Nach anhaltender öffentlicher Kritik an dem Entwurf des Senats wurden die weiteren Standorte
Anfang 2016 „typenoffen“ ausgeschrieben. Gesucht wurden Generalübernehmer zur „Planung
und zum Bau von typisierten Wohnhausgruppen
in modularer Bauweise“. In einer Absichtserklärung des Sozialsenators und der Wohnungsbaugesellschaften vom Mai zeichnet sich auch ein
Strategiewechsel ab: Die Unterkünfte sollten
„als Wohngebäude mit einfachem Standard vergleichbar zum sozialen Wohnungsbau errichtet“
werden, vornehmlich mit Zwei- bis Drei-ZimmerWohnungen. Von Architekturwettbewerben ist
nach wie vor nicht die Rede.

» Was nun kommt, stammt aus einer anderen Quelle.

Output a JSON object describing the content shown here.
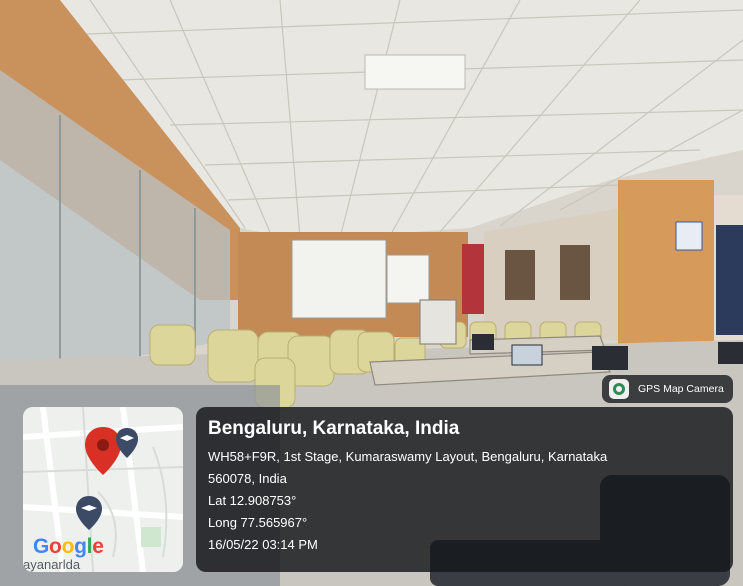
{
  "overlay": {
    "app_badge": "GPS Map Camera",
    "app_icon": "camera-icon",
    "location_title": "Bengaluru, Karnataka, India",
    "address_line1": "WH58+F9R, 1st Stage, Kumaraswamy Layout, Bengaluru, Karnataka",
    "address_line2": "560078, India",
    "latitude": "Lat 12.908753°",
    "longitude": "Long 77.565967°",
    "timestamp": "16/05/22 03:14 PM"
  },
  "map": {
    "logo": "Google",
    "area_label": "ayanarlda",
    "pin_color": "#d93025",
    "secondary_pin_color": "#3c4a66",
    "logo_colors": [
      "#4285f4",
      "#ea4335",
      "#fbbc05",
      "#4285f4",
      "#34a853",
      "#ea4335"
    ]
  },
  "colors": {
    "wall_orange": "#c9915c",
    "ceiling": "#ebe9e3",
    "chair": "#dfd99a",
    "panel_bg": "#14161a"
  }
}
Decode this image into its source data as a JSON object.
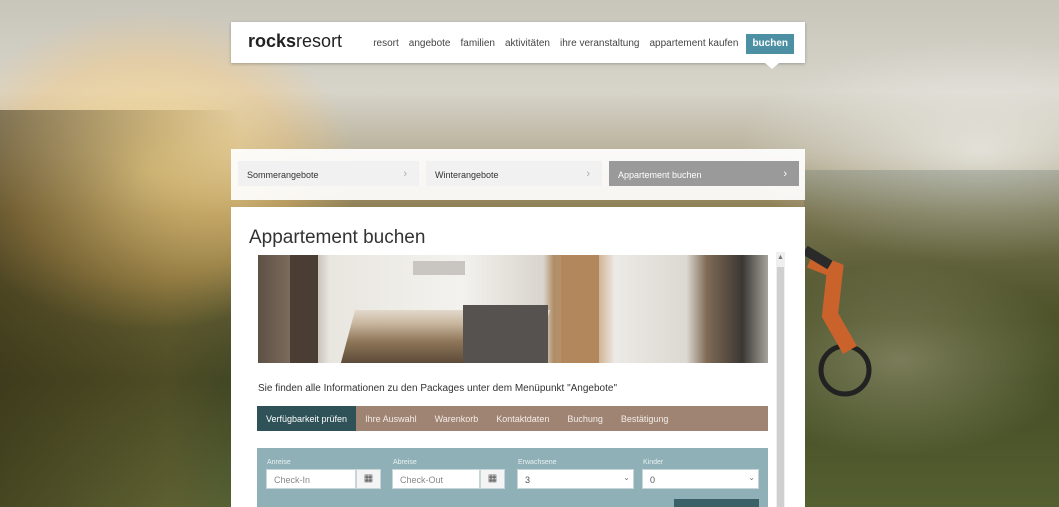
{
  "brand": {
    "logo_bold": "rocks",
    "logo_light": "resort"
  },
  "nav": {
    "items": [
      {
        "label": "resort"
      },
      {
        "label": "angebote"
      },
      {
        "label": "familien"
      },
      {
        "label": "aktivitäten"
      },
      {
        "label": "ihre veranstaltung"
      },
      {
        "label": "appartement kaufen"
      },
      {
        "label": "buchen"
      }
    ],
    "active_color": "#4d8fa3"
  },
  "offers": [
    {
      "label": "Sommerangebote",
      "icon": "chevron-right-icon"
    },
    {
      "label": "Winterangebote",
      "icon": "chevron-right-icon"
    },
    {
      "label": "Appartement buchen",
      "icon": "chevron-right-icon"
    }
  ],
  "page": {
    "title": "Appartement buchen",
    "info_text": "Sie finden alle Informationen zu den Packages unter dem Menüpunkt \"Angebote\""
  },
  "steps": [
    {
      "label": "Verfügbarkeit prüfen"
    },
    {
      "label": "Ihre Auswahl"
    },
    {
      "label": "Warenkorb"
    },
    {
      "label": "Kontaktdaten"
    },
    {
      "label": "Buchung"
    },
    {
      "label": "Bestätigung"
    }
  ],
  "form": {
    "arrival_label": "Anreise",
    "arrival_placeholder": "Check-In",
    "departure_label": "Abreise",
    "departure_placeholder": "Check-Out",
    "adults_label": "Erwachsene",
    "adults_value": "3",
    "children_label": "Kinder",
    "children_value": "0",
    "calendar_icon": "calendar-icon",
    "dropdown_icon": "chevron-down-icon"
  },
  "colors": {
    "steps_bar": "#9f8474",
    "steps_active": "#2f5258",
    "form_bg": "#8eb0b6"
  }
}
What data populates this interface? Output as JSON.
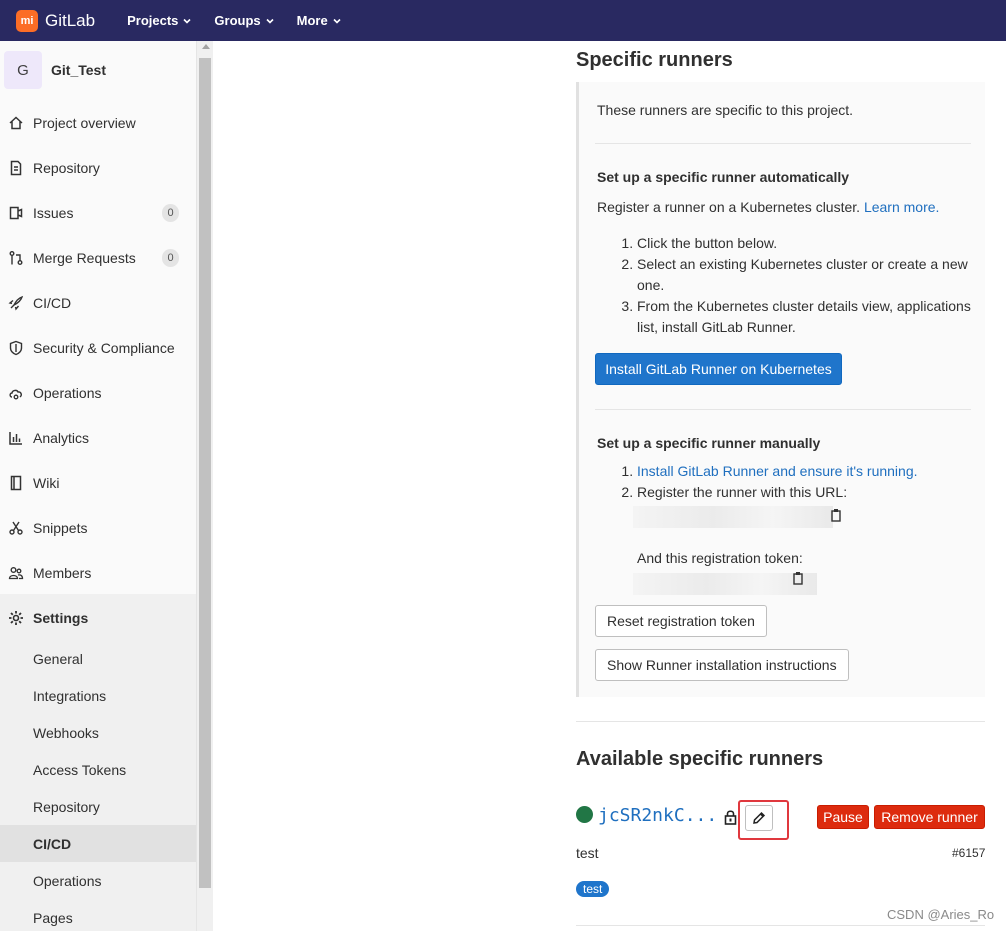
{
  "navbar": {
    "brand": "GitLab",
    "brand_logo_text": "mi",
    "items": [
      {
        "label": "Projects"
      },
      {
        "label": "Groups"
      },
      {
        "label": "More"
      }
    ]
  },
  "sidebar": {
    "project_initial": "G",
    "project_name": "Git_Test",
    "items": [
      {
        "label": "Project overview",
        "icon": "home-icon"
      },
      {
        "label": "Repository",
        "icon": "document-icon"
      },
      {
        "label": "Issues",
        "icon": "issues-icon",
        "count": "0"
      },
      {
        "label": "Merge Requests",
        "icon": "merge-request-icon",
        "count": "0"
      },
      {
        "label": "CI/CD",
        "icon": "rocket-icon"
      },
      {
        "label": "Security & Compliance",
        "icon": "shield-icon"
      },
      {
        "label": "Operations",
        "icon": "cloud-gear-icon"
      },
      {
        "label": "Analytics",
        "icon": "chart-icon"
      },
      {
        "label": "Wiki",
        "icon": "book-icon"
      },
      {
        "label": "Snippets",
        "icon": "scissors-icon"
      },
      {
        "label": "Members",
        "icon": "users-icon"
      },
      {
        "label": "Settings",
        "icon": "gear-icon"
      }
    ],
    "settings_sub": [
      {
        "label": "General"
      },
      {
        "label": "Integrations"
      },
      {
        "label": "Webhooks"
      },
      {
        "label": "Access Tokens"
      },
      {
        "label": "Repository"
      },
      {
        "label": "CI/CD"
      },
      {
        "label": "Operations"
      },
      {
        "label": "Pages"
      }
    ]
  },
  "specific": {
    "title": "Specific runners",
    "intro": "These runners are specific to this project.",
    "auto_heading": "Set up a specific runner automatically",
    "auto_text": "Register a runner on a Kubernetes cluster.",
    "learn_more": "Learn more.",
    "auto_steps": [
      "Click the button below.",
      "Select an existing Kubernetes cluster or create a new one.",
      "From the Kubernetes cluster details view, applications list, install GitLab Runner."
    ],
    "install_button": "Install GitLab Runner on Kubernetes",
    "manual_heading": "Set up a specific runner manually",
    "manual_step1": "Install GitLab Runner and ensure it's running.",
    "manual_step2": "Register the runner with this URL:",
    "token_label": "And this registration token:",
    "reset_button": "Reset registration token",
    "show_button": "Show Runner installation instructions"
  },
  "available": {
    "title": "Available specific runners",
    "runner_id": "jcSR2nkC...",
    "status_color": "#217645",
    "pause_button": "Pause",
    "remove_button": "Remove runner",
    "description": "test",
    "runner_number": "#6157",
    "tag": "test"
  },
  "watermark": "CSDN @Aries_Ro"
}
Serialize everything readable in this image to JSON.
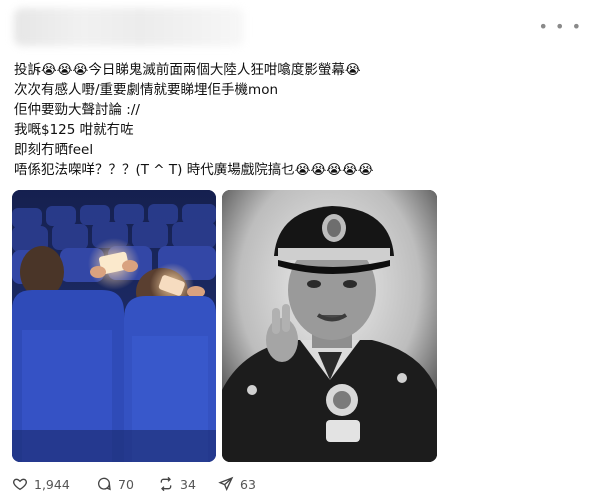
{
  "post": {
    "lines": [
      "投訴😭😭😭今日睇鬼滅前面兩個大陸人狂咁噏度影螢幕😭",
      "次次有感人嘢/重要劇情就要睇埋佢手機mon",
      "佢仲要勁大聲討論 ://",
      "我嘅$125 咁就冇咗",
      "即刻冇晒feel",
      "唔係犯法㗎咩？？？(T ^ T) 時代廣場戲院搞乜😭😭😭😭😭"
    ]
  },
  "actions": {
    "likes": "1,944",
    "comments": "70",
    "reposts": "34",
    "shares": "63"
  },
  "icons": {
    "more": "more-options-icon",
    "like": "heart-icon",
    "comment": "comment-icon",
    "repost": "repost-icon",
    "share": "share-icon"
  }
}
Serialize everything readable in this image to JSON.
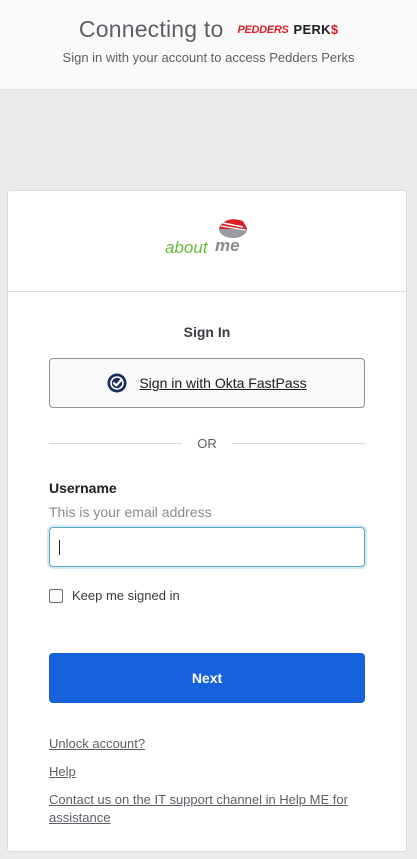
{
  "header": {
    "connecting_text": "Connecting to",
    "brand_part1": "PEDDERS",
    "brand_part2": "PERK",
    "brand_part3": "$",
    "subtitle": "Sign in with your account to access Pedders Perks"
  },
  "logo": {
    "text_about": "about",
    "text_me": "me"
  },
  "signin": {
    "title": "Sign In",
    "fastpass_label": "Sign in with Okta FastPass",
    "divider_text": "OR",
    "username_label": "Username",
    "username_hint": "This is your email address",
    "username_value": "",
    "keep_signed_in_label": "Keep me signed in",
    "keep_signed_in_checked": false,
    "next_label": "Next"
  },
  "links": {
    "unlock": "Unlock account?",
    "help": "Help",
    "contact": "Contact us on the IT support channel in Help ME for assistance"
  },
  "colors": {
    "primary_button": "#1662dd",
    "brand_red": "#d8202a",
    "logo_green": "#6aba3b",
    "fastpass_icon": "#1a2b5e"
  }
}
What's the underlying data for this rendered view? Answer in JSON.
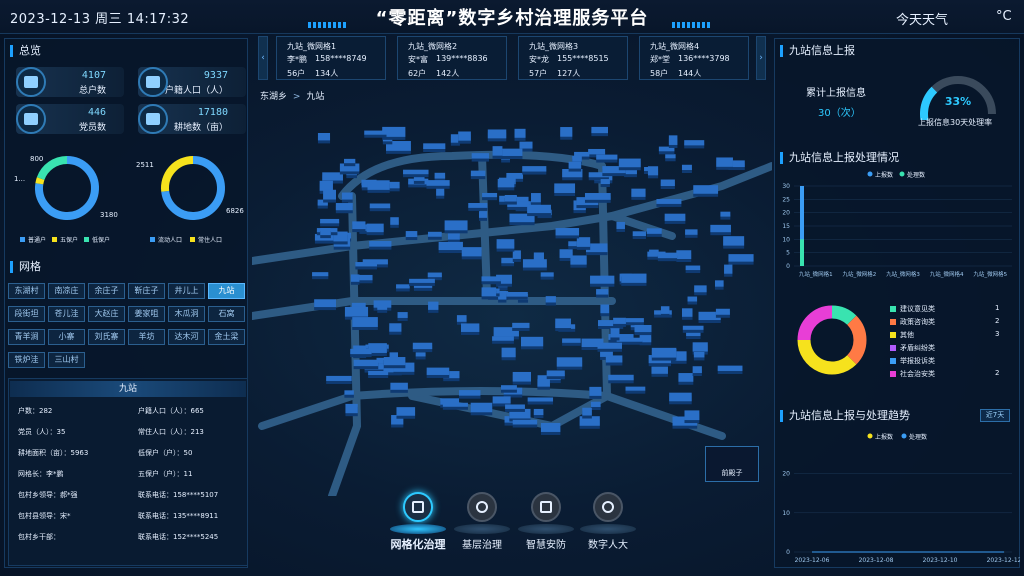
{
  "header": {
    "datetime": "2023-12-13 周三 14:17:32",
    "title": "“零距离”数字乡村治理服务平台",
    "weather_label": "今天天气",
    "temp_unit": "°C"
  },
  "overview": {
    "title": "总览",
    "stats": [
      {
        "value": "4107",
        "label": "总户数",
        "icon": "household-icon"
      },
      {
        "value": "9337",
        "label": "户籍人口（人）",
        "icon": "population-icon"
      },
      {
        "value": "446",
        "label": "党员数",
        "icon": "party-member-icon"
      },
      {
        "value": "17180",
        "label": "耕地数（亩）",
        "icon": "farmland-icon"
      }
    ],
    "donut1": {
      "labels": [
        "800",
        "1...",
        "3180"
      ],
      "legend": [
        "普通户",
        "五保户",
        "低保户"
      ],
      "colors": [
        "#3b9df5",
        "#f6e21d",
        "#39e3b0"
      ],
      "values": [
        3180,
        127,
        800
      ]
    },
    "donut2": {
      "labels": [
        "2511",
        "6826"
      ],
      "legend": [
        "流动人口",
        "常住人口"
      ],
      "colors": [
        "#3b9df5",
        "#f6e21d"
      ],
      "values": [
        6826,
        2511
      ]
    }
  },
  "grid": {
    "title": "网格",
    "buttons": [
      "东湖村",
      "南凉庄",
      "余庄子",
      "靳庄子",
      "井儿上",
      "九站",
      "段街坦",
      "苍儿洼",
      "大赵庄",
      "姜家咀",
      "木瓜洞",
      "石窝",
      "青羊涧",
      "小寨",
      "刘氏寨",
      "羊坊",
      "达木河",
      "金土梁",
      "铁炉洼",
      "三山村"
    ],
    "active": "九站"
  },
  "station_info": {
    "title": "九站",
    "rows": [
      [
        "户数：282",
        "户籍人口（人）：665"
      ],
      [
        "党员（人）：35",
        "常住人口（人）：213"
      ],
      [
        "耕地面积（亩）：5963",
        "低保户（户）：50"
      ],
      [
        "网格长：李*鹏",
        "五保户（户）：11"
      ],
      [
        "包村乡领导：郝*强",
        "联系电话：158****5107"
      ],
      [
        "包村县领导：宋*",
        "联系电话：135****8911"
      ],
      [
        "包村乡干部：",
        "联系电话：152****5245"
      ]
    ]
  },
  "cards": [
    {
      "name": "九站_微网格1",
      "person": "李*鹏",
      "phone": "158****8749",
      "households": "56户",
      "people": "134人"
    },
    {
      "name": "九站_微网格2",
      "person": "安*富",
      "phone": "139****8836",
      "households": "62户",
      "people": "142人"
    },
    {
      "name": "九站_微网格3",
      "person": "安*龙",
      "phone": "155****8515",
      "households": "57户",
      "people": "127人"
    },
    {
      "name": "九站_微网格4",
      "person": "郑*堂",
      "phone": "136****3798",
      "households": "58户",
      "people": "144人"
    }
  ],
  "breadcrumb": {
    "root": "东湖乡",
    "sep": ">",
    "current": "九站"
  },
  "map": {
    "mini_label": "前殿子"
  },
  "bottom_nav": [
    {
      "label": "网格化治理",
      "icon": "grid-icon",
      "active": true
    },
    {
      "label": "基层治理",
      "icon": "gauge-icon",
      "active": false
    },
    {
      "label": "智慧安防",
      "icon": "camera-icon",
      "active": false
    },
    {
      "label": "数字人大",
      "icon": "people-icon",
      "active": false
    }
  ],
  "report": {
    "title": "九站信息上报",
    "cum_label": "累计上报信息",
    "cum_value": "30（次）",
    "rate_value": "33%",
    "rate_percent": 33,
    "rate_label": "上报信息30天处理率"
  },
  "report_status": {
    "title": "九站信息上报处理情况",
    "legend": [
      "上报数",
      "处理数"
    ],
    "chart_data": {
      "type": "bar",
      "categories": [
        "九站_微网格1",
        "九站_微网格2",
        "九站_微网格3",
        "九站_微网格4",
        "九站_微网格5"
      ],
      "series": [
        {
          "name": "上报数",
          "values": [
            30,
            0,
            0,
            0,
            0
          ]
        },
        {
          "name": "处理数",
          "values": [
            10,
            0,
            0,
            0,
            0
          ]
        }
      ],
      "yticks": [
        "30",
        "25",
        "20",
        "15",
        "10",
        "5",
        "0"
      ],
      "ylim": [
        0,
        30
      ]
    }
  },
  "category_pie": {
    "chart_data": {
      "type": "pie",
      "labels": [
        "建议意见类",
        "政策咨询类",
        "其他",
        "矛盾纠纷类",
        "举报投诉类",
        "社会治安类"
      ],
      "values": [
        1,
        2,
        3,
        0,
        0,
        2
      ],
      "counts": [
        "1",
        "2",
        "3",
        "",
        "",
        "2"
      ],
      "colors": [
        "#39e3b0",
        "#ff7a45",
        "#f6e21d",
        "#b25cff",
        "#3b9df5",
        "#e83ed6"
      ]
    }
  },
  "trend": {
    "title": "九站信息上报与处理趋势",
    "range_button": "近7天",
    "legend": [
      "上报数",
      "处理数"
    ],
    "chart_data": {
      "type": "line",
      "x": [
        "2023-12-06",
        "2023-12-08",
        "2023-12-10",
        "2023-12-12"
      ],
      "yticks": [
        "20",
        "10",
        "0"
      ],
      "series": [
        {
          "name": "上报数",
          "values": [
            0,
            0,
            0,
            0
          ]
        },
        {
          "name": "处理数",
          "values": [
            0,
            0,
            0,
            0
          ]
        }
      ],
      "ylim": [
        0,
        25
      ]
    }
  }
}
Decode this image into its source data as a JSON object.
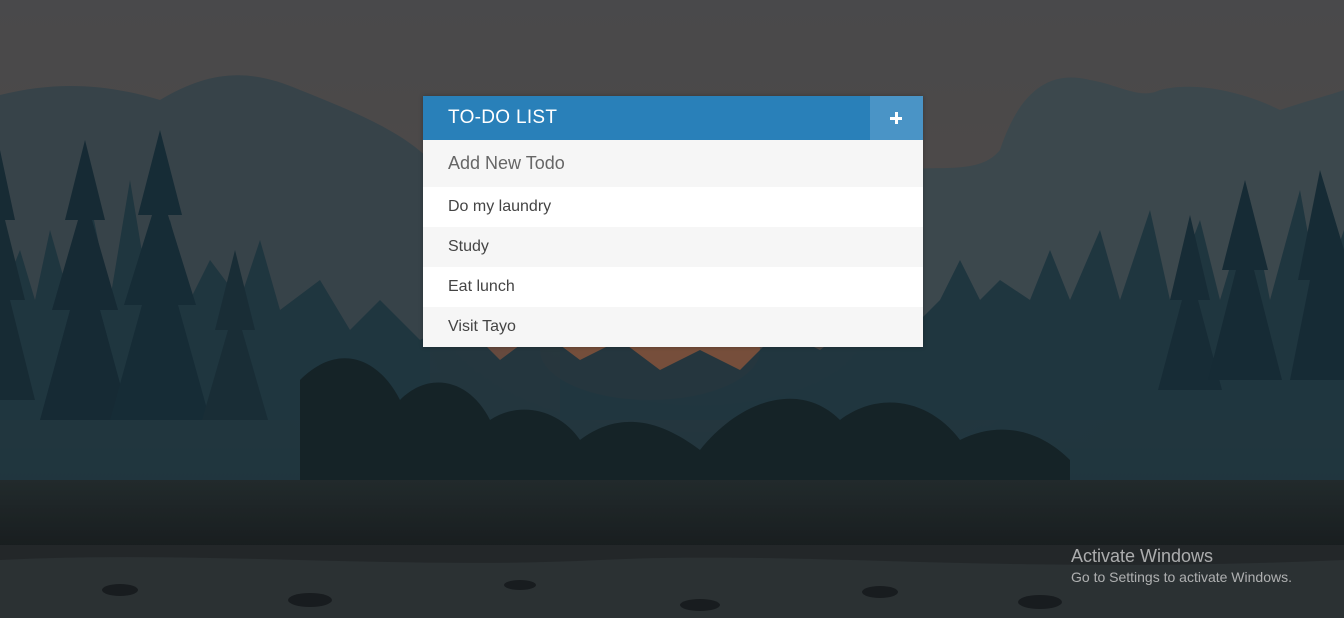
{
  "todo": {
    "title": "TO-DO LIST",
    "toggle_icon": "plus-icon",
    "input_placeholder": "Add New Todo",
    "items": [
      "Do my laundry",
      "Study",
      "Eat lunch",
      "Visit Tayo"
    ]
  },
  "watermark": {
    "title": "Activate Windows",
    "subtitle": "Go to Settings to activate Windows."
  },
  "colors": {
    "header": "#2980b9",
    "toggle_button": "#4a94c6",
    "input_background": "#f6f6f6",
    "stripe": "#f6f6f6"
  }
}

Das ist umso unverantwortlicher, da die Modulbauten anders als die
Containerdörfer nicht für drei, sondern für 50 bis
100 Jahre Nutzungsdauer ausgelegt sind. Eine
langfristige Nachnutzung als belegungsgebundene Wohnungen, Studentenwohnheim oder „im
geschützten Wohnsegment“ ist also ausdrücklich erwünscht.